I really hated my parents for that.

My Uncle was an artist. A very good one. He's the reason I want to be one now, and if he was still alive, he would be proud of me. I would stay up all night when I was younger and watch him paint. Listen to him hum and sing songs as he made gentle strokes. I would fall asleep eventually; soothed by the atmosphere he was creating.

We were close. Closer than my parents and I. But he got cancer and eventually passed. It's been three years since then. When we went to clean out his house, my parents threw away all his art supplies in a heartbeat. I went back out that night and snuck his entire supplies home with me.

We had had a discussion with my guidance counselor one year to figure out what classes I needed to take to follow my career path. When she asked me what I wanted to be, I answered her with pride.

"An artist."

My parents laughed at that. Literally almost fell out of their seats laughing. They told my counselor I was mistaken and said I was becoming a lawyer instead. So, they all set up my classes for the rest of the school year, not with any of my consult.

But I'd be damned if I was going to spend the rest of my life fighting for other people's rights when I was denied my own.

So, for the last year or so, I have been finishing up my Uncles paintings and selling them. I plan to leave this town right after I get my diploma. I never want to come back and I never intend to either.

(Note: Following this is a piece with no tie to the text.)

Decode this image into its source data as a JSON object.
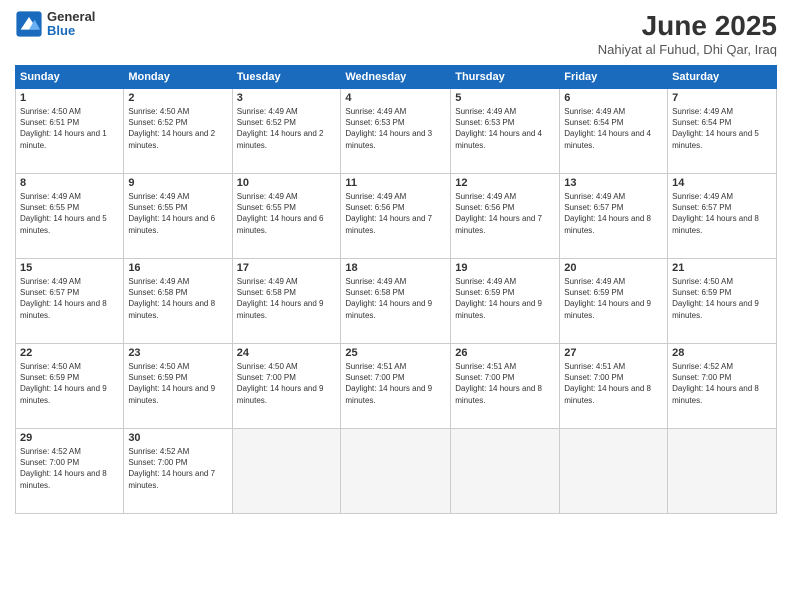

So far, I raised enough money to get me an apartment and have enough left over for food until I can get a job. Which reminds me, I have to call the real estate woman and ask her about the apartment I saw in the next town over.

I set down my paintbrush and wiped my hands on my pants. I had about two pairs of pants that were covered in paint and they were hidden in the far back of my closet. Nowhere close for my mother to see them when she did my laundry.